REHOBOTH BEACH, Del. (CBS) — From the beautiful free beaches to the mile-long boardwalk, Rehoboth Beach is referred to as the nation’s summer capitol. It’s a spot where locals and visitors alike come to soak up the summer sunshine.
“People have been coming here for over 100 years to do exactly the same things decade after decade,” Rehoboth Beach Museum director Nancy Alexander said.
The Rehoboth Beach boardwalk packs a lot of fun into one mile. From its casual eateries and shops to its free white sand beaches.
“Going in the water, surfing, skimboarding, playing football and frisbee and all that stuff,” Trip Murphy, of Wilmington, said.
“Plenty to do, plenty to see, plenty to eat,” Jason Leiberman, of Baltimore, said. “It’s just a good time.”
The Rehoboth Beach Museum collects bits and pieces of the past — including vintage swimsuits and old postcards.
When Rehoboth Beach became a tourist destination at the turn of the century, swimming was no breeze.
“Those bathing suits were heavy wool,” Alexander said, “and when they got wet they were very heavy — 30 pounds.”
Rehoboth Beach even still has one of its earliest one-room beach house — the Anna Hazzard Museum, estimated to have been built in the 1870s.

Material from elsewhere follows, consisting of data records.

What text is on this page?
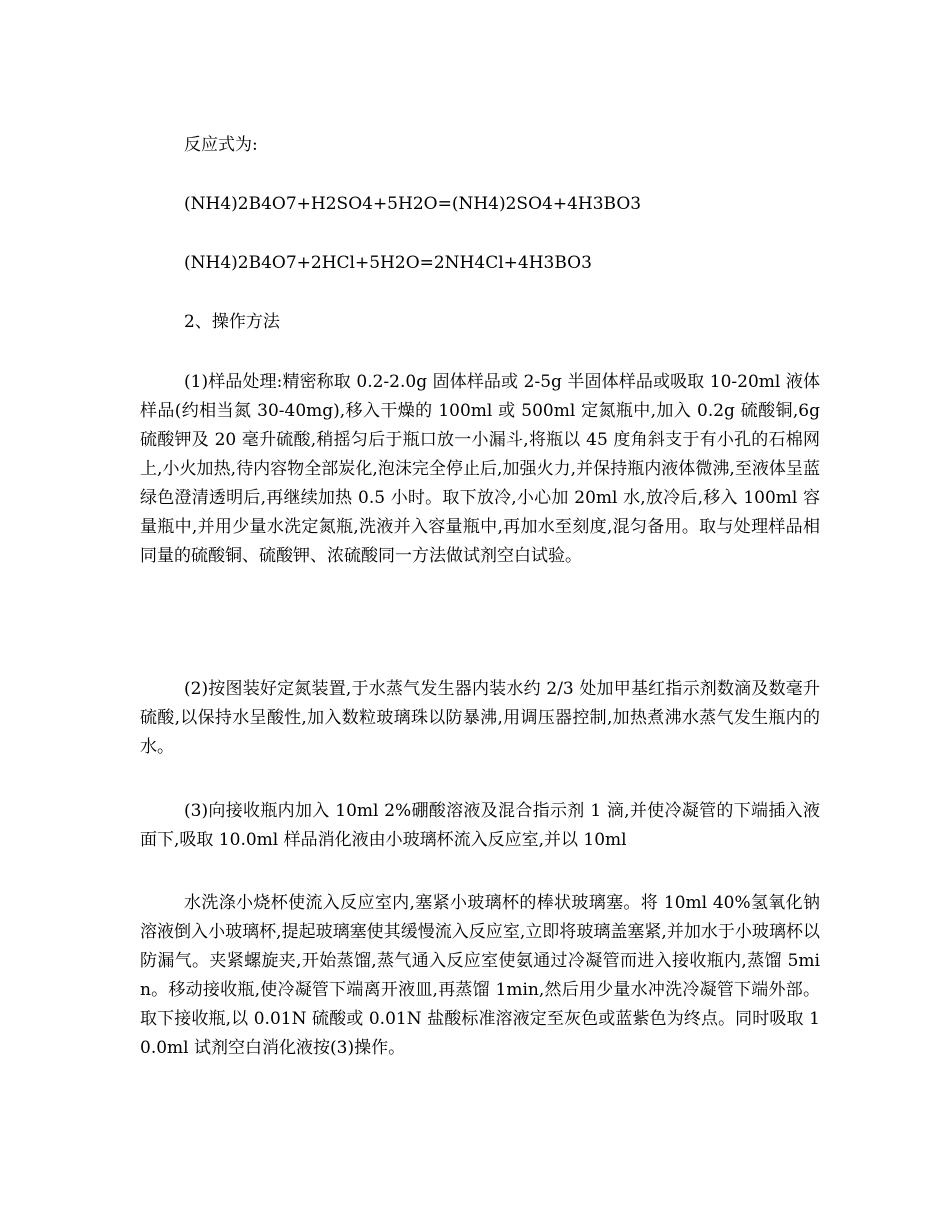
反应式为:

(NH4)2B4O7+H2SO4+5H2O=(NH4)2SO4+4H3BO3

(NH4)2B4O7+2HCl+5H2O=2NH4Cl+4H3BO3

2、操作方法

(1)样品处理:精密称取 0.2-2.0g 固体样品或 2-5g 半固体样品或吸取 10-20ml 液体样品(约相当氮 30-40mg),移入干燥的 100ml 或 500ml 定氮瓶中,加入 0.2g 硫酸铜,6g 硫酸钾及 20 毫升硫酸,稍摇匀后于瓶口放一小漏斗,将瓶以 45 度角斜支于有小孔的石棉网上,小火加热,待内容物全部炭化,泡沫完全停止后,加强火力,并保持瓶内液体微沸,至液体呈蓝绿色澄清透明后,再继续加热 0.5 小时。取下放冷,小心加 20ml 水,放冷后,移入 100ml 容量瓶中,并用少量水洗定氮瓶,洗液并入容量瓶中,再加水至刻度,混匀备用。取与处理样品相同量的硫酸铜、硫酸钾、浓硫酸同一方法做试剂空白试验。

(2)按图装好定氮装置,于水蒸气发生器内装水约 2/3 处加甲基红指示剂数滴及数毫升硫酸,以保持水呈酸性,加入数粒玻璃珠以防暴沸,用调压器控制,加热煮沸水蒸气发生瓶内的水。

(3)向接收瓶内加入 10ml 2%硼酸溶液及混合指示剂 1 滴,并使冷凝管的下端插入液面下,吸取 10.0ml 样品消化液由小玻璃杯流入反应室,并以 10ml

水洗涤小烧杯使流入反应室内,塞紧小玻璃杯的棒状玻璃塞。将 10ml 40%氢氧化钠溶液倒入小玻璃杯,提起玻璃塞使其缓慢流入反应室,立即将玻璃盖塞紧,并加水于小玻璃杯以防漏气。夹紧螺旋夹,开始蒸馏,蒸气通入反应室使氨通过冷凝管而进入接收瓶内,蒸馏 5min。移动接收瓶,使冷凝管下端离开液皿,再蒸馏 1min,然后用少量水冲洗冷凝管下端外部。取下接收瓶,以 0.01N 硫酸或 0.01N 盐酸标准溶液定至灰色或蓝紫色为终点。同时吸取 10.0ml 试剂空白消化液按(3)操作。
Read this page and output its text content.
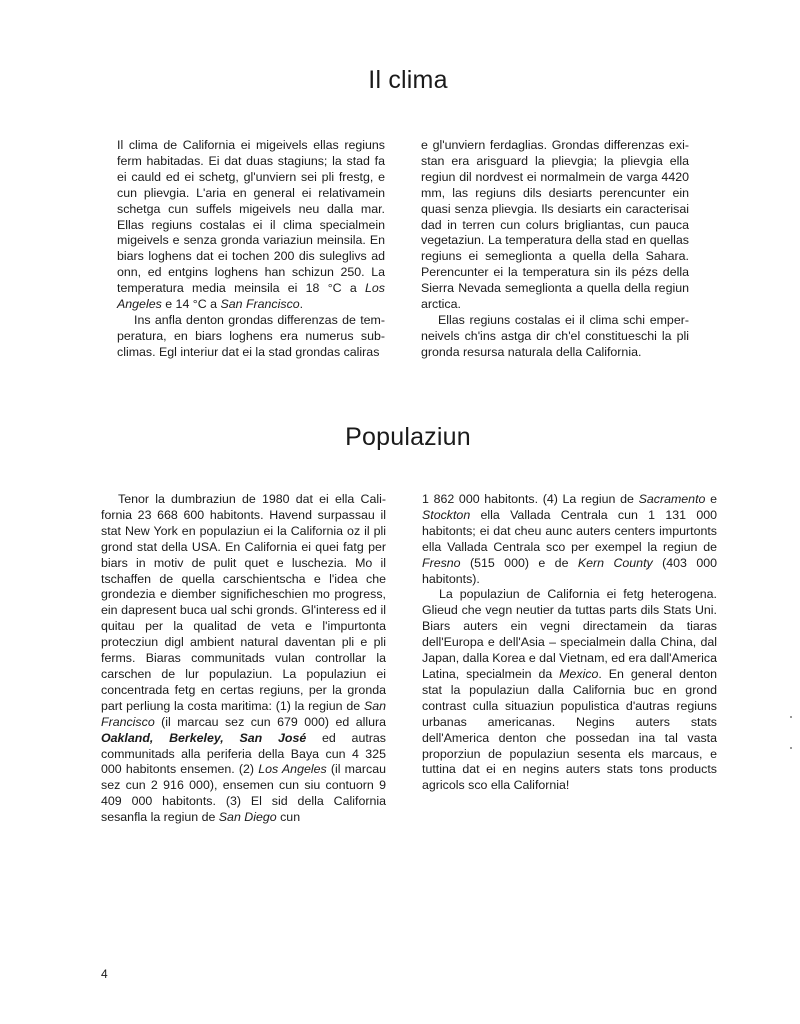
Il clima

Il clima de California ei migeivels ellas regiuns ferm habitadas. Ei dat duas stagiuns; la stad fa ei cauld ed ei schetg, gl'unviern sei pli frestg, e cun plievgia. L'aria en general ei relativamein schetga cun suffels migeivels neu dalla mar. Ellas regiuns costalas ei il clima specialmein migeivels e senza gronda variaziun meinsila. En biars loghens dat ei tochen 200 dis suleglivs ad onn, ed entgins loghens han schizun 250. La temperatura media meinsila ei 18 °C a Los Angeles e 14 °C a San Francisco.

Ins anfla denton grondas differenzas de temperatura, en biars loghens era numerus subclimas. Egl interiur dat ei la stad grondas caliras

e gl'unviern ferdaglias. Grondas differenzas existan era arisguard la plievgia; la plievgia ella regiun dil nordvest ei normalmein de varga 4420 mm, las regiuns dils desiarts perencunter ein quasi senza plievgia. Ils desiarts ein caracterisai dad in terren cun colurs brigliantas, cun pauca vegetaziun. La temperatura della stad en quellas regiuns ei semeglionta a quella della Sahara. Perencunter ei la temperatura sin ils pézs della Sierra Nevada semeglionta a quella della regiun arctica.

Ellas regiuns costalas ei il clima schi emperneivels ch'ins astga dir ch'el constitueschi la pli gronda resursa naturala della California.

Populaziun

Tenor la dumbraziun de 1980 dat ei ella California 23 668 600 habitonts. Havend surpassau il stat New York en populaziun ei la California oz il pli grond stat della USA. En California ei quei fatg per biars in motiv de pulit quet e luschezia. Mo il tschaffen de quella carschientscha e l'idea che grondezia e diember significheschien mo progress, ein dapresent buca ual schi gronds. Gl'interess ed il quitau per la qualitad de veta e l'impurtonta protecziun digl ambient natural daventan pli e pli ferms. Biaras communitads vulan controllar la carschen de lur populaziun. La populaziun ei concentrada fetg en certas regiuns, per la gronda part perliung la costa maritima: (1) la regiun de San Francisco (il marcau sez cun 679 000) ed allura Oakland, Berkeley, San José ed autras communitads alla periferia della Baya cun 4 325 000 habitonts ensemen. (2) Los Angeles (il marcau sez cun 2 916 000), ensemen cun siu contuorn 9 409 000 habitonts. (3) El sid della California sesanfla la regiun de San Diego cun

1 862 000 habitonts. (4) La regiun de Sacramento e Stockton ella Vallada Centrala cun 1 131 000 habitonts; ei dat cheu aunc auters centers impurtonts ella Vallada Centrala sco per exempel la regiun de Fresno (515 000) e de Kern County (403 000 habitonts).

La populaziun de California ei fetg heterogena. Glieud che vegn neutier da tuttas parts dils Stats Uni. Biars auters ein vegni directamein da tiaras dell'Europa e dell'Asia – specialmein dalla China, dal Japan, dalla Korea e dal Vietnam, ed era dall'America Latina, specialmein da Mexico. En general denton stat la populaziun dalla California buc en grond contrast culla situaziun populistica d'autras regiuns urbanas americanas. Negins auters stats dell'America denton che possedan ina tal vasta proporziun de populaziun sesenta els marcaus, e tuttina dat ei en negins auters stats tons products agricols sco ella California!

4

History is very much alive at Funland, an old-fashioned post-war amusement park that Al Fasnacht bought in 1962. Some of the original rides are still there, including the boats, the merry-go-round and the fire engines.
“In fact a gentleman told me last summer that he rode the fire engine 70 years ago,” Fasnacht said. “And he was putting his great-grandson on.”

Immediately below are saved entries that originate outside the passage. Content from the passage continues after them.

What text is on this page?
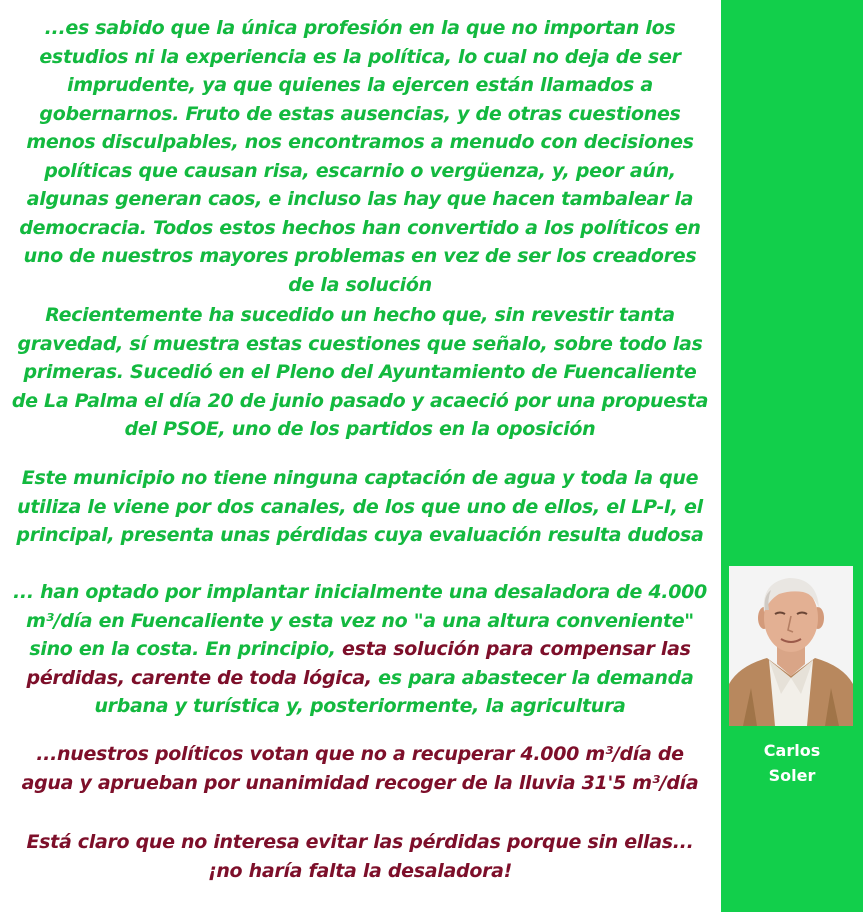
...es sabido que la única profesión en la que no importan los estudios ni la experiencia es la política, lo cual no deja de ser imprudente, ya que quienes la ejercen están llamados a gobernarnos. Fruto de estas ausencias, y de otras cuestiones menos disculpables, nos encontramos a menudo con decisiones políticas que causan risa, escarnio o vergüenza, y, peor aún, algunas generan caos, e incluso las hay que hacen tambalear la democracia. Todos estos hechos han convertido a los políticos en uno de nuestros mayores problemas en vez de ser los creadores de la solución

Recientemente ha sucedido un hecho que, sin revestir tanta gravedad, sí muestra estas cuestiones que señalo, sobre todo las primeras. Sucedió en el Pleno del Ayuntamiento de Fuencaliente de La Palma el día 20 de junio pasado y acaeció por una propuesta del PSOE, uno de los partidos en la oposición

Este municipio no tiene ninguna captación de agua y toda la que utiliza le viene por dos canales, de los que uno de ellos, el LP-I, el principal, presenta unas pérdidas cuya evaluación resulta dudosa

... han optado por implantar inicialmente una desaladora de 4.000 m³/día en Fuencaliente y esta vez no "a una altura conveniente" sino en la costa. En principio, esta solución para compensar las pérdidas, carente de toda lógica, es para abastecer la demanda urbana y turística y, posteriormente, la agricultura

...nuestros políticos votan que no a recuperar 4.000 m³/día de agua y aprueban por unanimidad recoger de la lluvia 31'5 m³/día

Está claro que no interesa evitar las pérdidas porque sin ellas...
¡no haría falta la desaladora!

Carlos
Soler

“We’ve been coming here since I was a little kid,” Abigail Smith, a visitor, said.
Now Smith brings her daughters, including 1-year-old Caroline.
“My favorite memory is just being with friends and family,” Smith said, “and now it’s seeing my daughters enjoy it too.”

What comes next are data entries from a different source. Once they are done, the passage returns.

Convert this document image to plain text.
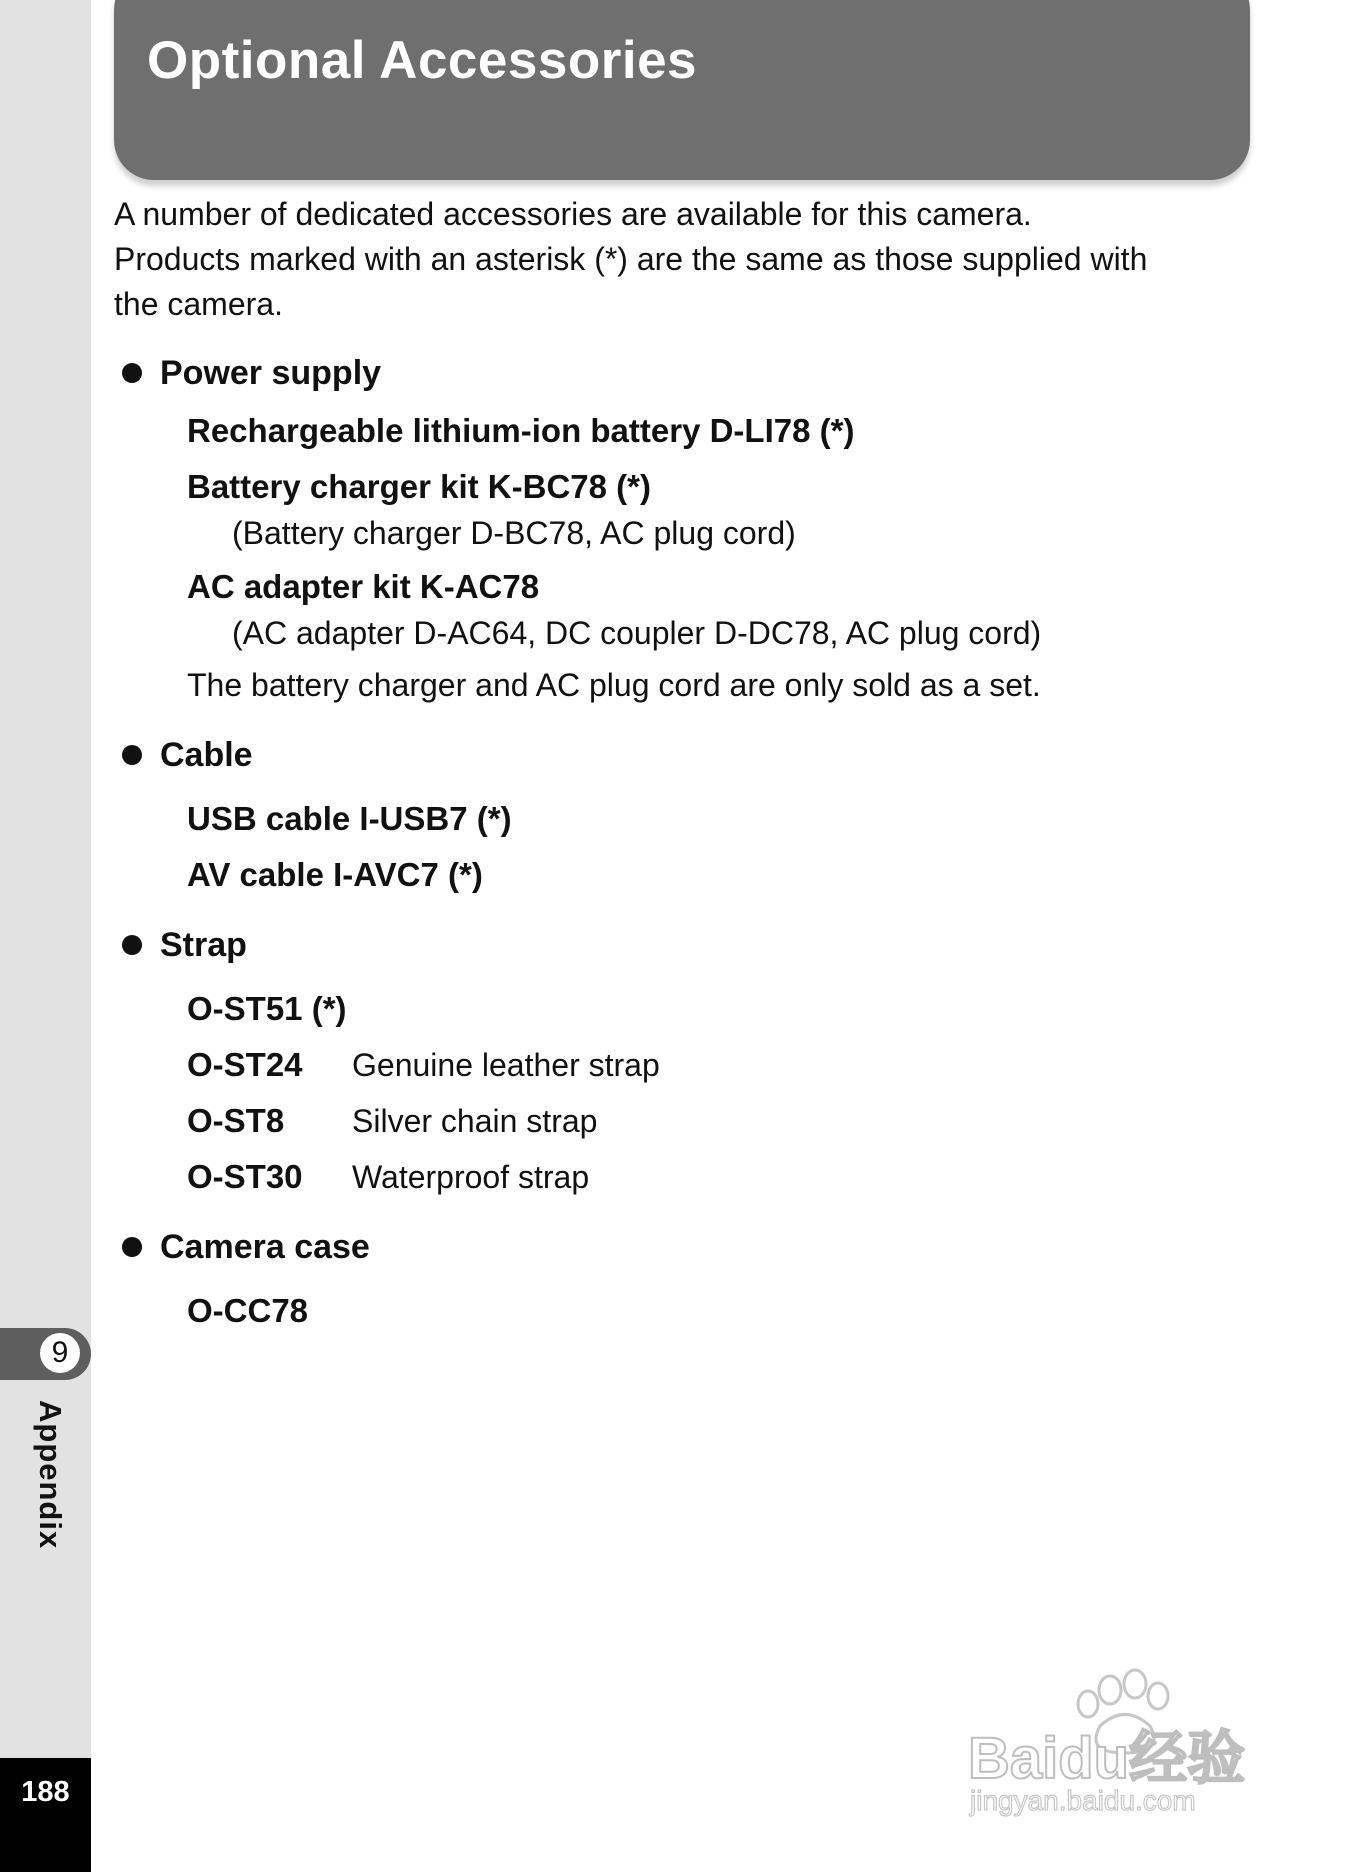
9
Appendix
188
Optional Accessories

A number of dedicated accessories are available for this camera.
Products marked with an asterisk (*) are the same as those supplied with
the camera.

Power supply
Rechargeable lithium-ion battery D-LI78 (*)
Battery charger kit K-BC78 (*)
(Battery charger D-BC78, AC plug cord)
AC adapter kit K-AC78
(AC adapter D-AC64, DC coupler D-DC78, AC plug cord)
The battery charger and AC plug cord are only sold as a set.
Cable
USB cable I-USB7 (*)
AV cable I-AVC7 (*)
Strap
O-ST51 (*)
O-ST24	Genuine leather strap
O-ST8	Silver chain strap
O-ST30	Waterproof strap
Camera case
O-CC78
Baidu经验
jingyan.baidu.com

The park is an inexpensive treat. Fasnacht calls it today’s fun at yesterday’s prices.
“Fifty-eight years ago, our tickets were 10 cents,” he said, “and we sold them 12 for a dollar.”
The price has only risen to 40 cents since. Fasnacht could charge more, but he says delivering fun is more precious than the money.
“Why not keep the prices reasonable and have more people having a good time?” he said.
Fasnacht’s great granddaughter 10-year-old Emma Darr is part of the fifth generation to work at the park.
“It’s definitely a lot of fun being a part of the family,” Darr said.
You have to go up a story to find Ryan’s Mini Golf.
It’s been on a roof overlooking the boardwalk since 1977. Sam Collins, of Newark, was a first-timer.
“Oh, you can see everything and it’s just beautiful to look out on the water on a day like today,” Collins said.
But Collins’ wife Bernie is a golfer from way back.
“Probably since I was old enough to walk,” Bernie Collins said. “I have a picture my uncle took of me playing putt-putt here when I was a [child].”
Now it’s time for a new generation to enjoy all that Rehoboth Beach has to offer.
“I like going to the beach and I like getting candy from the candy store,” Shelby Hines said, “and I like getting the T-shirts from here.”
And start making memories of their own.